Experienced investors know that fluctuations are to be expected when investing into equities – but following the worst market crash post-global financial crisis, induced by the ripple effect of Coronavirus, it’s unsurprising that some are becoming more disillusioned with their volatile nature.
In the week beginning 24th February 2020, the then-emerging Coronavirus pandemic caused the Dow Jones and S&P 500 to suffer their biggest falls since 2008, with the former declining 11% and the latter 12%.
Then on 12th March 2020, the Dow Jones experienced its steepest one-day drop since 1987’s Black Monday, falling 9.99%.
And though markets began to return to their pre-pandemic peaks in the months following, investors are still witnessing severe fluctuations 18 months after the initial crash. In just one example, the FTSE 100 saw £50 billion wiped off share values on 19th August 2021 amidst fears surrounding Covid-19 variants.
For experienced investors observing the impact of these fluctuations on their Stocks and Shares ISA, there are some high level options to consider – including waiting for falls in value to recover over the long-term, and diversifying within the ISA wrapper to create a balanced portfolio.
Some investors may also choose to sell their more volatile equities, instead opting for stocks that have performed better than most during the Coronavirus crisis such as supermarkets and pharmaceuticals, or leaving the market behind altogether.
But the potential long-term growth of stocks and shares makes short-term volatility bearable for a lot of experienced investors. For these, the addition of alternative ISA products to their portfolio which are uncorrelated to the market’s fluctuations – such as a property-backed Innovative Finance ISA (IFISA) – could be a crucial consideration for maximising returns and mitigating risk.
Diversifying with a property-backed IFISA
Though the Cash ISA has its place in the ISA market for investors wanting instant-access, Financial Services Compensation Scheme (FSCS)-protected cash savings, interest rates are at rock-bottom and failing to keep pace with inflation.

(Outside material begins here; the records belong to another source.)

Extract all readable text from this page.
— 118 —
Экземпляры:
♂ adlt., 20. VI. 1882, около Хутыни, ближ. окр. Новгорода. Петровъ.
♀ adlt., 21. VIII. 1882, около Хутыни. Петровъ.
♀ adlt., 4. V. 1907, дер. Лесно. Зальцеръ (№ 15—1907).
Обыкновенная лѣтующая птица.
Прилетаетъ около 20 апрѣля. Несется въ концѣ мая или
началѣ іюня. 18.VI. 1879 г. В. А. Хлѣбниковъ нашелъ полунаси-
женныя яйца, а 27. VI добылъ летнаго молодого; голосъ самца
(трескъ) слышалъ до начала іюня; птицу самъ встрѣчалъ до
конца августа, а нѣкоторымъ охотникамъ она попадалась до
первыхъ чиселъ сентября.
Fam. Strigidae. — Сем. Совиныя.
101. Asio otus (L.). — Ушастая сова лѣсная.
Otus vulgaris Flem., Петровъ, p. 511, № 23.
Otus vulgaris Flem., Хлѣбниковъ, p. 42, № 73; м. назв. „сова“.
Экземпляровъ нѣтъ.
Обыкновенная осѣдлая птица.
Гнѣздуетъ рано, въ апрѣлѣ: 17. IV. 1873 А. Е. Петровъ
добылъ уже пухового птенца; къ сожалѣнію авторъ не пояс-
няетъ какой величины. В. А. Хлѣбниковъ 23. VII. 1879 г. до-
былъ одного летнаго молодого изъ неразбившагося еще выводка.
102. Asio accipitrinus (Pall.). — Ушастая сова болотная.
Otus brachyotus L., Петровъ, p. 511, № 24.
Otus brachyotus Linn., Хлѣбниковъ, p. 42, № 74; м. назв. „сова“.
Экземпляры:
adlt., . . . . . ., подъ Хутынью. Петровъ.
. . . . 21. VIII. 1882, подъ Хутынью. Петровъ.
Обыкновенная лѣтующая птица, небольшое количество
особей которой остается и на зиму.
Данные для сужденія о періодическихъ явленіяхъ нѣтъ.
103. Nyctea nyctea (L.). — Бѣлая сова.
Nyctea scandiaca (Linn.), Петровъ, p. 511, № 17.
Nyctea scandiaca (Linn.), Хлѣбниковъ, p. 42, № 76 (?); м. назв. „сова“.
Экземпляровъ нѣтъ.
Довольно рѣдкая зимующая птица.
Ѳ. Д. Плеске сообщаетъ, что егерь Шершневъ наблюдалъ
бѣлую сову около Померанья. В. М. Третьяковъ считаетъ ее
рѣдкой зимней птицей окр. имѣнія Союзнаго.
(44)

Research from NextGen Cloud – focused on investors in the UK with a portfolio worth in excess of £10,000 – found that 43% are now more inclined to consider alternative investments due to the impacts of Covid-19, in particular the current low interest environment.
And the IFISA was introduced to the ISA market in April 2016 to enable experienced investors to invest into alternative investments – namely peer-to-peer loans and debt-based securities – whilst also benefiting from the ISA wrapper’s tax-free returns.
Therefore, experienced investors looking for an ISA with the potential for significant capital growth without the volatility of a Stocks and Shares ISA could find an IFISA most appropriate.
With a variety of assets accessible within the IFISA, one that could be particularly beneficial for diversification at present is property bonds, as the UK’s housing market has evidenced significant resilience throughout the pandemic, accelerating at record-breaking levels.
After decades of undersupplied demand – and as the latest Zoopla House Price Index reports that the increase in sales over the last 12 months has further eroded supply, with the total stock of homes for sale down 26% on 2020 – it’s more vital than ever that, supported by alternative finance, small and medium-sized housebuilders are able to aid their regional counterparts in tackling the UK’s housing shortage.
And with most property bonds offered on a fixed-term basis – often between two and five years – with a set target rate of return typically ranging from 4% to 8% that can often be realised quarterly or upon maturity, they can be effective in adding more structure to a portfolio weighted heavily towards fluctuating equities.
As many experienced investors begin to rethink their traditional 60:40 stocks to bonds portfolio in the midst of these evidenced intense fluctuations and all-time low interest rates, property bonds could be a middle-ground consideration for supplementing the likes of low-yielding Government bonds whilst balancing out the volatility of stocks.
But keep in mind, though less volatile than a Stocks and Shares ISA, the property-backed IFISA is still an investment product and property bonds are higher-risk than low-risk Government bonds. It’s imperative to seek independent advice before investing.
Managing volatility by diversifying within the ISA wrapper
With an annual ISA allowance that enables experienced investors to subscribe funds to multiple ISA products, there are methods of managing and balancing the increased volatility most have likely witnessed with their Stocks and Shares ISA as of late.
Whether opting to ride out these fluctuations for the potential of long-term growth or looking to move away from the Stocks and Shares ISA altogether, experienced investors could find the property-backed IFISA’s fixed-term, set target rate an attractive option.
And as demand for the alternative finance provided by property bonds is unlikely to diminish even after the post-lockdown surge evens out – due to decades of undersupply creating an ongoing housing crisis – they continue to be a particularly resilient asset.